Izadi also claimed the governor had threatened him a year and a half ago when he announced that citizens in 13 different areas of Ahvaz had contracted Hepatitis due to sewage getting into drinking water. The councilor should remain silent about the issue, the governor said.

But that was not an isolated case: In recent months, the Ahvaz governor’s office has repeatedly denied reports of Hepatitis and cholera outbreaks and drinking water being contaminated with sewage. Officials at the governor’s office claimed that the city’s drinking water is monitored daily by health officials, and that everything that had been published about water pollution was a rumor and could be dismissed.

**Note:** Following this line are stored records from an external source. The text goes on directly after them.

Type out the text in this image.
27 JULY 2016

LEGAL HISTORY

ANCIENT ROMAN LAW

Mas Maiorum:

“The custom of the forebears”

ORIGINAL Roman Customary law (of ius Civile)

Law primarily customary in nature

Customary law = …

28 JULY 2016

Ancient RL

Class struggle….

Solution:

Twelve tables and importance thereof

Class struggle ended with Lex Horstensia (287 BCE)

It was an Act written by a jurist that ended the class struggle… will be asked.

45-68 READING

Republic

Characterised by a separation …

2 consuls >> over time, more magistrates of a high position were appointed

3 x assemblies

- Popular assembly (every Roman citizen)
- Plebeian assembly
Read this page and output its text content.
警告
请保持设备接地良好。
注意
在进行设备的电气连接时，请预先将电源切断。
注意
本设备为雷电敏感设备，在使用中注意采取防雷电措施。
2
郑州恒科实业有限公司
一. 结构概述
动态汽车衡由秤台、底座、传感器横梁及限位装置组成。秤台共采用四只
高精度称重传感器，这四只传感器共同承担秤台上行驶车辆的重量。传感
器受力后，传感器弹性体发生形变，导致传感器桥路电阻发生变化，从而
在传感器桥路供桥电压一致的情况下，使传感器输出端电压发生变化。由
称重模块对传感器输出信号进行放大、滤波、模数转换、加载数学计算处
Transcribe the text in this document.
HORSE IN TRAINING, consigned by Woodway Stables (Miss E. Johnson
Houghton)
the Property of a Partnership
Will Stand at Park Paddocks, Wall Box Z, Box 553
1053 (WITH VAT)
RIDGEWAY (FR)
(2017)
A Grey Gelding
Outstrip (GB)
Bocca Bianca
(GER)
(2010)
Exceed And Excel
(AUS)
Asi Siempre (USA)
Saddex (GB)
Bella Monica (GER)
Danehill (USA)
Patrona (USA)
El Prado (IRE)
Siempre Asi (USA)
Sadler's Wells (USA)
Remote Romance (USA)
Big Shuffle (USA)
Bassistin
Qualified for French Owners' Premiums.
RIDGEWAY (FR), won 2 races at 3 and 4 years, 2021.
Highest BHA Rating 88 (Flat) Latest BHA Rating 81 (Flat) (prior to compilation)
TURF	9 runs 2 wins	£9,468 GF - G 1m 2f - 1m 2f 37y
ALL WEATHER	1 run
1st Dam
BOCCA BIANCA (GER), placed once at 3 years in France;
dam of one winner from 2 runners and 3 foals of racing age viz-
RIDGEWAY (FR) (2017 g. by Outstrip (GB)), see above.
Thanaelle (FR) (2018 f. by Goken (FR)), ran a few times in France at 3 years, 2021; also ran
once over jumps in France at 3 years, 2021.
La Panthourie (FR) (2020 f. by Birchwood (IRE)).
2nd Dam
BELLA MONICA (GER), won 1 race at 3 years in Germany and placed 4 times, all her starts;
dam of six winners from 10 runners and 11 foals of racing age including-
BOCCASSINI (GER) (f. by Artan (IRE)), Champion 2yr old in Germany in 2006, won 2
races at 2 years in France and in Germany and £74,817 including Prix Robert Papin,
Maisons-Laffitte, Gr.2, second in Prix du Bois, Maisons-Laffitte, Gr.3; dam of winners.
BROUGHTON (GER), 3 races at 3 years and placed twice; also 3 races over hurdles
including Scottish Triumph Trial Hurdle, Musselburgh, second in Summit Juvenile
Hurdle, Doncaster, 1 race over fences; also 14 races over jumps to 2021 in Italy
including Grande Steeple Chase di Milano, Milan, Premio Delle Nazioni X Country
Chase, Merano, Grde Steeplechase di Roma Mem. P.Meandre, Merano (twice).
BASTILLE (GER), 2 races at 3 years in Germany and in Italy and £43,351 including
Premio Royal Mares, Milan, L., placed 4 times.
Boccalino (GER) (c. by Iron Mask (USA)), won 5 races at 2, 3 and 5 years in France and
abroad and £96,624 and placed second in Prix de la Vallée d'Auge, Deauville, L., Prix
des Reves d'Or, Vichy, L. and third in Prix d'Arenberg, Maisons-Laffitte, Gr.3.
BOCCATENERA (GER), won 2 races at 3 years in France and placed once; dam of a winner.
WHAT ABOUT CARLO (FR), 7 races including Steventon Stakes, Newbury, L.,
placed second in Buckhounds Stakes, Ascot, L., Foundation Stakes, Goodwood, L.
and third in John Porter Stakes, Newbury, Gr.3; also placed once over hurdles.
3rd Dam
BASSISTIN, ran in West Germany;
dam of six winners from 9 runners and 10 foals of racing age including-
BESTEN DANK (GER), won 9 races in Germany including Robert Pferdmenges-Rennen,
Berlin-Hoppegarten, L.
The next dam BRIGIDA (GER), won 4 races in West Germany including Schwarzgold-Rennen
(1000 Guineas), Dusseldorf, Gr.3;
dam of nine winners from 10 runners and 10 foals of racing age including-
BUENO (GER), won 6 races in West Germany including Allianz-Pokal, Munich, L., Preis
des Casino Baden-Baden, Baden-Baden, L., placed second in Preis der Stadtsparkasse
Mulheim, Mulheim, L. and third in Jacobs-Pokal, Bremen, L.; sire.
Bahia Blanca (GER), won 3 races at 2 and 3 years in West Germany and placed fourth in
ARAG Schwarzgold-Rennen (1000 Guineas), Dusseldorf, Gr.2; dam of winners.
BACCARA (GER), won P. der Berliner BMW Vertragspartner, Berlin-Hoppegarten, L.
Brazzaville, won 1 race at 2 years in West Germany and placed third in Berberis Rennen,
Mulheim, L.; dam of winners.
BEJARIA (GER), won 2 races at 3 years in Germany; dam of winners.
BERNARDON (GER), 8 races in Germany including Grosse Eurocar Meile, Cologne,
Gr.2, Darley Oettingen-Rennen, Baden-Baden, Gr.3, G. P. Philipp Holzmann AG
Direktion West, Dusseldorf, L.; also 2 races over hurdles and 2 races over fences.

IranWire spoke to Somayeh, a public health expert working in one of the health centers in Ahvaz. “During the recent floods in Ahvaz, in addition to destroying people’s homes and belongings, the health of citizens was severely endangered.” She said it was clear to see that sewage had infiltrated drinking water supplies in Kemplo, Pardis Golestan, and many suburban areas. “More than 50 people came to us every day with symptoms of illness from water pollution. Elderly people and children had fever, diarrhea, and abdominal pain. I personally referred four cases of cholera to Razi Hospital. The head of the West Ahvaz Health Center also confirmed these cases, but again, the authorities continue to deny this news coverage.”

Somayeh pointed to comments made by Mehran Ahmadi Baloutaki, the director of West Ahvaz Health, in December. He warned that cases of infectious and gastrointestinal diseases caused by sewage contamination were on the rise in Ahvaz. He said this was contributing to an already serious health crisis in Khuzestan province, which had been hard hit by the coronavirus pandemic.

A Long History of Contamination and Neglect

An expert from the Ahwaz Water and Sewerage Company, who asked not to be named for security reasons, told IranWire this situation was nothing new: water contamination has long been a serious issue for Khuzestan. “The time-worn urban water and sewage network in Ahvaz and other cities of Khuzestan is an old problem. In Ahvaz, where I have several years of experience working in the ABFA complex, it does not matter which region you live in — from Kianpars, Amaniyeh and Padadshahr, the upper and middle-class neighborhoods of the city, to the suburbs and surrounding towns, without exception, the streets turn into swimming pools after the rains. In Abadan, Khorramshahr and Mahshahr, reports show that not only during the rainy season, but also during the warm seasons of the year, the sewage in residential neighborhoods endangers the safety of residents. The situation is more or less the same in other cities. Perhaps the only place we do not see such a phenomenon is the city of Dezful, due to the soil conditions there, the fact that many streets are built on a slope, and the relative attention city officials pay to the issue.”

The expert told us that flooding had caused sewage overflow and due to the lack of a standard network for surface water disposal and the inadequacy of the existing infrastructure, the situation reoccurs every year.

“This problem has been repeated so many times and every time a request for extra budget is submitted, so my fellow citizens and I are surprised by what the governor and his deputies say.”

In September 2020, the deputy governor of Khuzestan announced the allocation of 50 million euros for 2020-2021 and 50 million euros for the following year from the National Development Fund for Ahvaz Comprehensive Sewage Plan. This budget was allocated explicitly for the purpose of overhauling the city’s water network and has been approved by Supreme Leader Ayatollah Ali Khamenei.

Now, more than two months after floods swept through Khuzestan and other southern provinces of Iran, and more than five months after the announcement that the necessary funds to solve the sewage problem in Khuzestan had been allocated, not only has the problem of polluted water not been solved, but every day more and more citizens are admitted to hospitals reporting of ailments that can be linked to contaminated drinking water.